Ciekawie też było z korektorami, nie? Można było zamalować komuś pół opowiadania lub na przykład zamazać jedną literkę, a drugą dopisać, ale już z błędem. Albo pamiętasz, był kolega taki, który strasznie robił „byki”, właściwie w każdym zdaniu. I kiedy udał się on na przerwie braliśmy jego zeszyt i czerwonym piórem czyniliśmy poprawialiśmy jego błędy. Gdy przychodził to nie mógł nadziwić się, że tyle „byków” miał w swoim stadzie.

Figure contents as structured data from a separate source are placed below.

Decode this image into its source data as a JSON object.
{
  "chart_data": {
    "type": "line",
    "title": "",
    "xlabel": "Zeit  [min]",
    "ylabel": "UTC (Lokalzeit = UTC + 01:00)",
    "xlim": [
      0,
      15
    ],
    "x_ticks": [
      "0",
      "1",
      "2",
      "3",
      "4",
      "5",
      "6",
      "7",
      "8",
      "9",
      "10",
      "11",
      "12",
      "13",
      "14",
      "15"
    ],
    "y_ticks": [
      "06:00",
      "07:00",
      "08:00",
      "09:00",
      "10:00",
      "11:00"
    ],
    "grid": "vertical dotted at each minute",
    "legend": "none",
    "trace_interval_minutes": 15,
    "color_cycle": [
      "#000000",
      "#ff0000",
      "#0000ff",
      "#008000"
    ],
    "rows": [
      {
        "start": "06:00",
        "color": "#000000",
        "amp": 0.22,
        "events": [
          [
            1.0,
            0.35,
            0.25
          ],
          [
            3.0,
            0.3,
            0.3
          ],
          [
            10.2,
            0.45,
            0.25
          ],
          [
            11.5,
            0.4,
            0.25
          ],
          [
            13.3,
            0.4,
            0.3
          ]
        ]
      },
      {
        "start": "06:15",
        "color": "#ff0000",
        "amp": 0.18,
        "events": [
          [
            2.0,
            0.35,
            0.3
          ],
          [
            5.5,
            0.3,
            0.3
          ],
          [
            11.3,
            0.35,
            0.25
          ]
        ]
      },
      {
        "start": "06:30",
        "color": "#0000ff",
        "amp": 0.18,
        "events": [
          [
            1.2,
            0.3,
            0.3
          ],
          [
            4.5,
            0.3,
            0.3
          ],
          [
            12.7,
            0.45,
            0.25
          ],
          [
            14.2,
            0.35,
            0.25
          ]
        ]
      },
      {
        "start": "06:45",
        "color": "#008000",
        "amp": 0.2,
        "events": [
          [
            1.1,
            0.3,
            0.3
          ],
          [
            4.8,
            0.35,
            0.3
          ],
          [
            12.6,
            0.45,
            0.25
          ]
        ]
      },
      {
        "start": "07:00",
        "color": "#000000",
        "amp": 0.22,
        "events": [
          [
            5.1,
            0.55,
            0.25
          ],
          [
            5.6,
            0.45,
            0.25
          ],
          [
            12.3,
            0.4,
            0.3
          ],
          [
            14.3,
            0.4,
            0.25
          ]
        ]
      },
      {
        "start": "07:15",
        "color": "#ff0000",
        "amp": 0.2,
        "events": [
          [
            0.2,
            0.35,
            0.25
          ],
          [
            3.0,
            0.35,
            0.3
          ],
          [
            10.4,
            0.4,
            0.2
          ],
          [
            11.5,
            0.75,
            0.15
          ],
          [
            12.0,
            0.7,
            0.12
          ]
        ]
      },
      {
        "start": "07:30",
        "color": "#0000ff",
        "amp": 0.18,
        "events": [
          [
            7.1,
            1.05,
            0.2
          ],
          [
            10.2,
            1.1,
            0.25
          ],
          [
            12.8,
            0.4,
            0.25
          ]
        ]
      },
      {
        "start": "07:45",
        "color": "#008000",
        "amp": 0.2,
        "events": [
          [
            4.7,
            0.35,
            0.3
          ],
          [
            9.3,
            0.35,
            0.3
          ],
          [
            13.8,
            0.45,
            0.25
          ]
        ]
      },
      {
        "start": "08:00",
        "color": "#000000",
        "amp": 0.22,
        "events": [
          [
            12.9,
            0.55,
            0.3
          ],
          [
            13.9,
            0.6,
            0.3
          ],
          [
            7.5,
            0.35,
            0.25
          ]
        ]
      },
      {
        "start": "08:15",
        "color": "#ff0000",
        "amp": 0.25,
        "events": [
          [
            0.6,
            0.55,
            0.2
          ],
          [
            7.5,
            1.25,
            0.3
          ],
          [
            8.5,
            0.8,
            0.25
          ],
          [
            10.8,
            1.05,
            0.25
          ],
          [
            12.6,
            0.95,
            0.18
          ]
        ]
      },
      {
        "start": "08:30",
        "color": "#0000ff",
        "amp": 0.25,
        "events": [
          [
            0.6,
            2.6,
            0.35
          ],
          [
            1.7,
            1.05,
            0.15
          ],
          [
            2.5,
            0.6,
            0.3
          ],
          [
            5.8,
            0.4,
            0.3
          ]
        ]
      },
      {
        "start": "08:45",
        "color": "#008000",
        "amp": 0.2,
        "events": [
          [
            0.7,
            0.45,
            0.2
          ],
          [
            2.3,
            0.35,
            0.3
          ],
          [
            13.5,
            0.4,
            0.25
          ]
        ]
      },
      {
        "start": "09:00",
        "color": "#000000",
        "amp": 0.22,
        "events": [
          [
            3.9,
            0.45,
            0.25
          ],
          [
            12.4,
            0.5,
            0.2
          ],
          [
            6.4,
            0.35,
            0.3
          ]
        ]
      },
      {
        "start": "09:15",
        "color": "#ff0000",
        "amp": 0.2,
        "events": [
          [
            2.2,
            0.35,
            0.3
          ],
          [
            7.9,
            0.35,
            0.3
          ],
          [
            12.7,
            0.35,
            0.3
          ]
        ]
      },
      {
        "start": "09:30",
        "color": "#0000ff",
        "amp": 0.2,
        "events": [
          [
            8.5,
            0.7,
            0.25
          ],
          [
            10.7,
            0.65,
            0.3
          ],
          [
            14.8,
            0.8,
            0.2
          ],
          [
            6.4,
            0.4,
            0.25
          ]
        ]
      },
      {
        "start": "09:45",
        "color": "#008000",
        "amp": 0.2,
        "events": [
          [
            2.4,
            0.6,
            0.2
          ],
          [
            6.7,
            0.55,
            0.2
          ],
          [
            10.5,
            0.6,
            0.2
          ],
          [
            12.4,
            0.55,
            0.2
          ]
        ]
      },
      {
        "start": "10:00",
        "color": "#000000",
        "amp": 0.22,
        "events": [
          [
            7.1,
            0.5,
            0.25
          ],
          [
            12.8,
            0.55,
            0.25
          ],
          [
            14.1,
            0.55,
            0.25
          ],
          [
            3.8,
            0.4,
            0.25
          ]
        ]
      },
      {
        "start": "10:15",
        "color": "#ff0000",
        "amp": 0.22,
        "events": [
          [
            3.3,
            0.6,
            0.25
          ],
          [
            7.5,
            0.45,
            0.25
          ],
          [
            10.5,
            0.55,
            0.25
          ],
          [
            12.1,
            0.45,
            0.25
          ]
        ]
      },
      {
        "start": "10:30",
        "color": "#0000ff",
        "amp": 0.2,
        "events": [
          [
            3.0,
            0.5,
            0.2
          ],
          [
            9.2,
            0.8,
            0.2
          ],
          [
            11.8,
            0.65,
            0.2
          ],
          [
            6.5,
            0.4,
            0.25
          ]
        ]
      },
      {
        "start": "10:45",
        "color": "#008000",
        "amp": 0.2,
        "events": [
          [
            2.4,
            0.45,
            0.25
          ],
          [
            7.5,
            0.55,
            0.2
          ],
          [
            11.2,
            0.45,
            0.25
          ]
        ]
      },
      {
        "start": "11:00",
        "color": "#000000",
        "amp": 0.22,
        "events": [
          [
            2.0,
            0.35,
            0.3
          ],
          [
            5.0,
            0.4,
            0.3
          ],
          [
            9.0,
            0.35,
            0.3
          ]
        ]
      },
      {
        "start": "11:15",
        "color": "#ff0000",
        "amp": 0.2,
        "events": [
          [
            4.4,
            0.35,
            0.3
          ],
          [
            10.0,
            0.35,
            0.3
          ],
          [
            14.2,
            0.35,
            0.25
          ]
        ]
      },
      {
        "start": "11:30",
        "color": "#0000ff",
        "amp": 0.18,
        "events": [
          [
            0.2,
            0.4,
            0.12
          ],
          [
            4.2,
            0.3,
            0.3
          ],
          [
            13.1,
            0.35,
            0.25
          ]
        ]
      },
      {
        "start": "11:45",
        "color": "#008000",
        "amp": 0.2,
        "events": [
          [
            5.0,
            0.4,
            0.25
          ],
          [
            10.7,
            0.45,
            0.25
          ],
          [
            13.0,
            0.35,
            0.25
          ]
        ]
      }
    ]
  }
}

Albo jeszcze jeden, też wyszedł na przerwę, spadochroniarzem był, znaczy nie dostał promocji z klasy do klasy, więc kiblował, był bardzo rozrabiający, więc się dostosowaliśmy poziomem do niego. I biorąc jego plecak napełnialiśmy go różnymi klasowymi przedmiotami, najczęściej w sali matematycznej, dostawał nowy zapas figur geometrycznych. Gdy wracał już po przerwie to przez kilka minut męczył się, żeby to wszystko wydobyć. Pamiętasz? To były czasy!
23/08/16, 07:46
Do góry
Zamknij
Strona korzysta z plików cookies w celu realizacji usług i zgodnie z Polityką Prywatności.
Możesz określić warunki przechowywania lub dostępu do plików cookies w ustawieniach Twojej przeglądarki.